10/05/2026 elucid.media  2min #313428

« Les gestes de la solidarité sont de plus en plus criminalisés » - Sophie Djigo

Par  Laurent Ottavi

La solidarité fait l'objet de diverses falsifications, et la véritable a tendance à être de plus en plus criminalisée. C'est ce que soutient Sophie Djigo, directrice de programme de recherche au Collège international de philosophie et fondatrice du collectif Migraction59, dans La solidarité n'est pas un crime (Textuel), qui croise les nombreuses observations qu'elle a faites lors de son travail sur le terrain (rencontres, enquêtes, ateliers) et la philosophie, qu'elle enseigne.
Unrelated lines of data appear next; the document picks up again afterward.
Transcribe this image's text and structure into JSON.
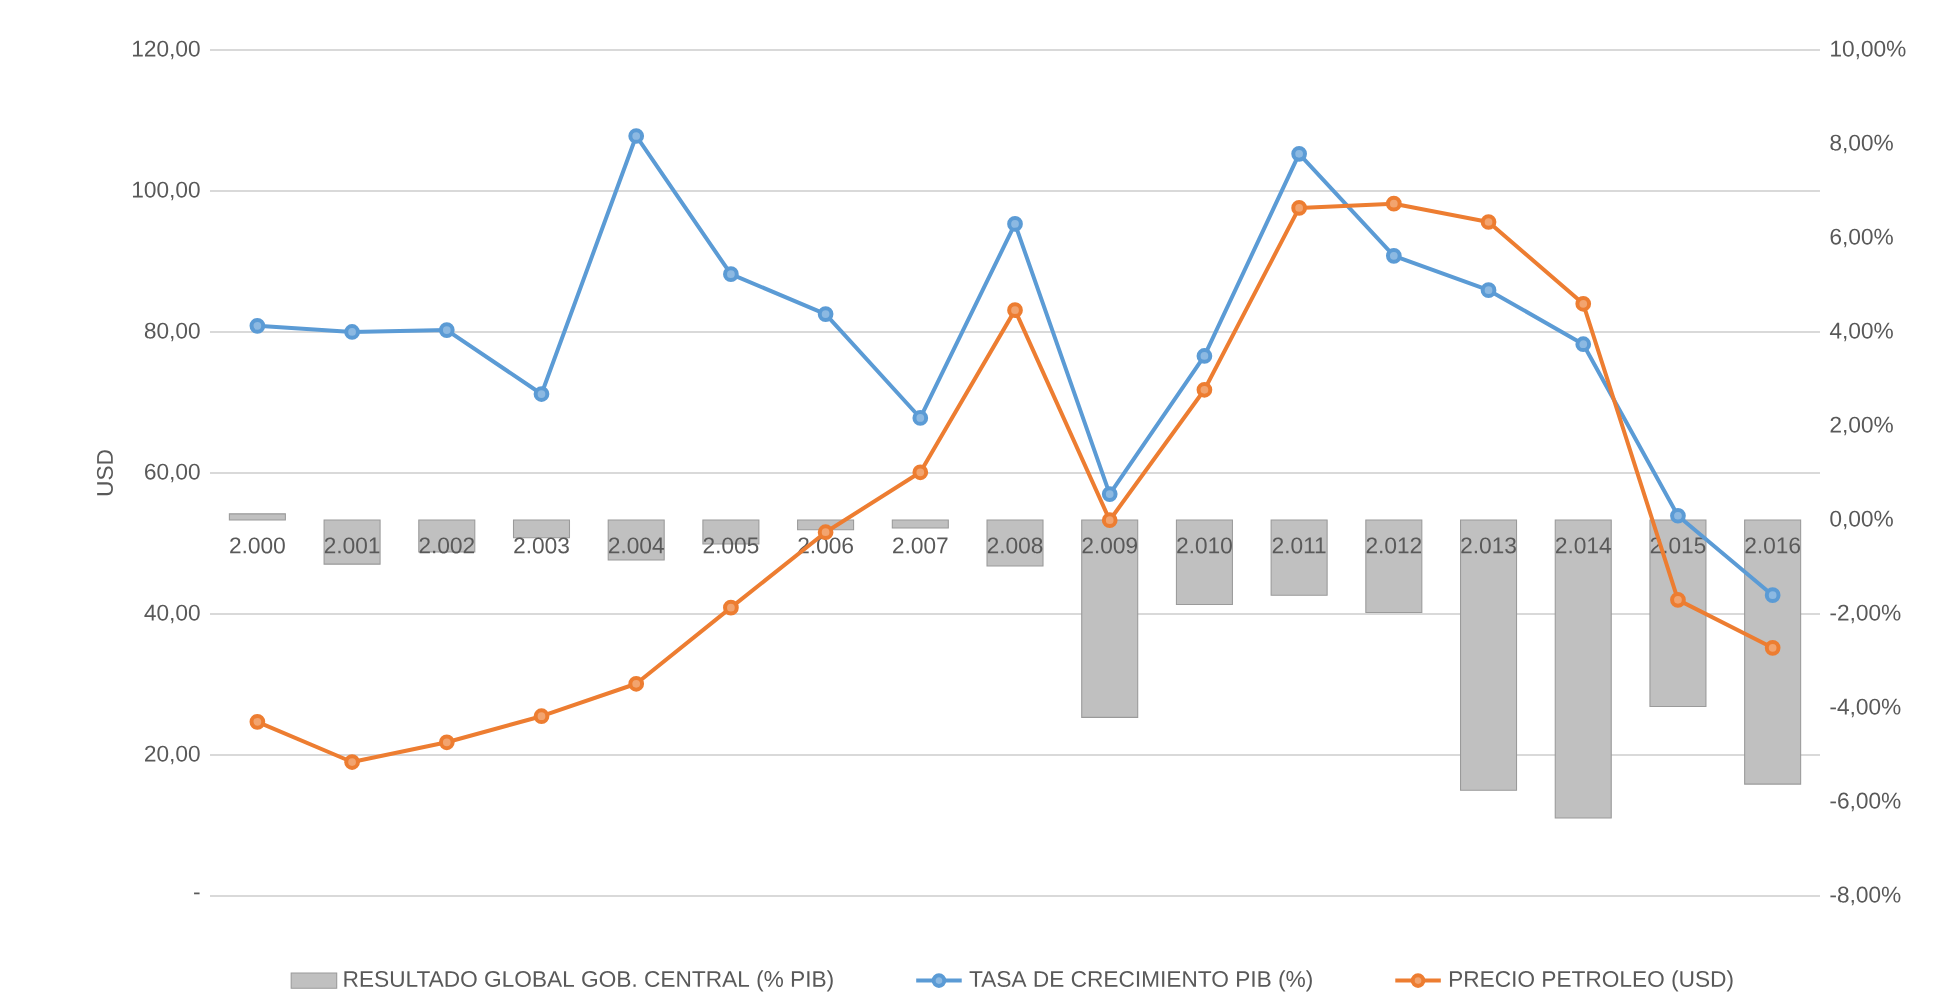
{
  "chart_data": {
    "type": "bar",
    "ylabel": "USD",
    "categories": [
      "2.000",
      "2.001",
      "2.002",
      "2.003",
      "2.004",
      "2.005",
      "2.006",
      "2.007",
      "2.008",
      "2.009",
      "2.010",
      "2.011",
      "2.012",
      "2.013",
      "2.014",
      "2.015",
      "2.016"
    ],
    "series": [
      {
        "name": "RESULTADO GLOBAL GOB. CENTRAL  (% PIB)",
        "axis": "y2",
        "color": "#c0c0c0",
        "values": [
          0.13,
          -0.94,
          -0.68,
          -0.38,
          -0.85,
          -0.51,
          -0.21,
          -0.17,
          -0.98,
          -4.2,
          -1.8,
          -1.6,
          -1.97,
          -5.75,
          -6.34,
          -3.97,
          -5.62
        ]
      },
      {
        "name": "TASA DE CRECIMIENTO PIB (%)",
        "type": "line",
        "axis": "y2",
        "color": "#5b9bd5",
        "values": [
          4.13,
          4.0,
          4.04,
          2.68,
          8.17,
          5.23,
          4.38,
          2.17,
          6.3,
          0.55,
          3.49,
          7.79,
          5.62,
          4.89,
          3.74,
          0.09,
          -1.6
        ]
      },
      {
        "name": "PRECIO PETROLEO (USD)",
        "type": "line",
        "axis": "y",
        "color": "#ed7d31",
        "values": [
          24.7,
          19.0,
          21.8,
          25.5,
          30.1,
          40.9,
          51.6,
          60.1,
          83.1,
          53.3,
          71.8,
          97.6,
          98.2,
          95.6,
          84.0,
          42.0,
          35.2
        ]
      }
    ],
    "ylim": [
      0,
      120
    ],
    "yticks": [
      {
        "value": 0,
        "label": "-"
      },
      {
        "value": 20,
        "label": "20,00"
      },
      {
        "value": 40,
        "label": "40,00"
      },
      {
        "value": 60,
        "label": "60,00"
      },
      {
        "value": 80,
        "label": "80,00"
      },
      {
        "value": 100,
        "label": "100,00"
      },
      {
        "value": 120,
        "label": "120,00"
      }
    ],
    "y2lim": [
      -8,
      10
    ],
    "y2ticks": [
      {
        "value": -8,
        "label": "-8,00%"
      },
      {
        "value": -6,
        "label": "-6,00%"
      },
      {
        "value": -4,
        "label": "-4,00%"
      },
      {
        "value": -2,
        "label": "-2,00%"
      },
      {
        "value": 0,
        "label": "0,00%"
      },
      {
        "value": 2,
        "label": "2,00%"
      },
      {
        "value": 4,
        "label": "4,00%"
      },
      {
        "value": 6,
        "label": "6,00%"
      },
      {
        "value": 8,
        "label": "8,00%"
      },
      {
        "value": 10,
        "label": "10,00%"
      }
    ],
    "grid": "y",
    "legend": "bottom",
    "marker": "circle",
    "line_style": "solid"
  }
}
Entretien.

Laurent Ottavi (Élucid) : Quelle a été votre démarche dans ce livre et comment est-il né ?

Sophie Djigo : Je pratique une philosophie de terrain, qui essaye de penser à la fois le sens des mots à partir de leurs différents usages bien réels et les phénomènes moraux ou sociaux, à partir des contextes dans lesquels ils se déploient. Le projet de ce livre est né d'un constat : la démultiplication de phénomènes de criminalisation des solidarités. J'enquêtais sur les pratiques d'accueil et de solidarité avec les personnes en exil, en particulier à la frontière franco-britannique et en Belgique, quand j'ai été saisie par la peur que beaucoup de mes interlocuteurs exprimaient.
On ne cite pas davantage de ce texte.